I found a minor problem in my fix to Bug 337893 which I committed a change for just now.  I don't know if it might be the cause of the error you saw or not, but you may want to try it out again after updating your DSF-GDB code.
Comment 18 Tim Jiang CLA 2012-01-29 03:24:13 EST
(In reply to comment #9)
> (In reply to comment #8)
> > (In reply to comment #7)
> > 
> > I really like this approach. Non-stop is supposed to be non-stop, isn't it :-)?
> 
> Right :-)
> 
> But if you think about it, even in all-stop, when the user attaches to a
> process, why would they want to interrupt it immediately?  Doesn't it make more
> sense to only stop the process once we actually reach a point of interest (a
> breakpoint)?  But that is a separate enhancement bug.
> 
> This will actually be the approach for 'global breakpoints', where the user
> will be able to set a breakpoint in a piece of code, without even attaching to
> a process at all.

I do love to see such feature that even in stop-mode, attaching to a process does not interrupt the running process (any threads) unless any threads run to breakpoints.
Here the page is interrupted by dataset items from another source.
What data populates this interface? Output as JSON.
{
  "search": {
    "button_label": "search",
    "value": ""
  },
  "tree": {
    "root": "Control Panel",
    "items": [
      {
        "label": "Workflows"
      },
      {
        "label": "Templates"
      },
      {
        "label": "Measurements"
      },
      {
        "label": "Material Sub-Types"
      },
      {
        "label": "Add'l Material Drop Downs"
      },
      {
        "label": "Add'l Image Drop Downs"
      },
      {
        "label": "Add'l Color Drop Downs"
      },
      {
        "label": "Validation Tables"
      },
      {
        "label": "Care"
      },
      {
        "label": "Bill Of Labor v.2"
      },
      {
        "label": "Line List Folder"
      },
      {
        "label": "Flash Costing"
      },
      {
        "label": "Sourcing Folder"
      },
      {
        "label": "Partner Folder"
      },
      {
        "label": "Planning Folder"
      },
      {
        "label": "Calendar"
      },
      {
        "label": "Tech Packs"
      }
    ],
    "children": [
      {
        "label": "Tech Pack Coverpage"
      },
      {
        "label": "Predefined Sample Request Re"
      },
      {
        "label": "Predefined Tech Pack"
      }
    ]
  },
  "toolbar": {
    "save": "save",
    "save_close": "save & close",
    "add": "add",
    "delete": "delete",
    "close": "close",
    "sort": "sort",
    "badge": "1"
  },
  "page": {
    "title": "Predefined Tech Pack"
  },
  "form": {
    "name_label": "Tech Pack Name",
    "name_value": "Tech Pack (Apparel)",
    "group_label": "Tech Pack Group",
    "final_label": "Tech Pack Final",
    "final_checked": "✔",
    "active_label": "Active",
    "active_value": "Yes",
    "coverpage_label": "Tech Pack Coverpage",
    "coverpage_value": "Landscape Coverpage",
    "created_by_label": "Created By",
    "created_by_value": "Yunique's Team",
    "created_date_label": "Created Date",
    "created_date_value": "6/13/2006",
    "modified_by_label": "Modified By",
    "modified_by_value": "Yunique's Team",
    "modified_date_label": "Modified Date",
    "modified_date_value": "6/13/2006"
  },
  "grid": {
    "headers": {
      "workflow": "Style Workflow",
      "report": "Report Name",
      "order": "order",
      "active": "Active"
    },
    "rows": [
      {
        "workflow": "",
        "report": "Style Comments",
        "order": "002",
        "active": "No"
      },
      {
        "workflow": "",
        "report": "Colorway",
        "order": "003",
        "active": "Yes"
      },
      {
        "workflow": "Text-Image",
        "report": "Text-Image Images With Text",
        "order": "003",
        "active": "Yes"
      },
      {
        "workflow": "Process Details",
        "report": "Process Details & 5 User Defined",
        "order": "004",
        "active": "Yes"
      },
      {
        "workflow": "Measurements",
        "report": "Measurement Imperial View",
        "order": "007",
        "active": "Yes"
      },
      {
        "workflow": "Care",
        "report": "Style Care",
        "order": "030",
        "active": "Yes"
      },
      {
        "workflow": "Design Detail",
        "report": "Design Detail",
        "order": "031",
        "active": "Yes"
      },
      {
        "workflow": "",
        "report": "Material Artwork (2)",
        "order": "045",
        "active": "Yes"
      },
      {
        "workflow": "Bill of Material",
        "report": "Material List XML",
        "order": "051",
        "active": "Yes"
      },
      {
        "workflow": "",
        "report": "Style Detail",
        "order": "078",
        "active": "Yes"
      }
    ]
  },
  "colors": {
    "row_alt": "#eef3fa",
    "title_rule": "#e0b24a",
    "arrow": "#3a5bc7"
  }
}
Is this feature/enhancement in plan or already covered?

Thanks great,

Tim Jiang
Comment 19 Marc Khouzam CLA 2012-01-30 10:12:05 EST
(In reply to comment #18)

> I do love to see such feature that even in stop-mode, attaching to a process
> does not interrupt the running process (any threads) unless any threads run to
> breakpoints.
> 
> Is this feature/enhancement in plan or already covered?

In Eclipse, we could automatically resume all threads after attaching, which would give the user the impression that nothing stopped.

I personally have no plans to work on that since I am waiting for GDB's global breakpoints:
http://sourceware.org/ml/gdb-patches/2011-06/msg00163.html

But if someone else wants to contribute this feature, that would be fine.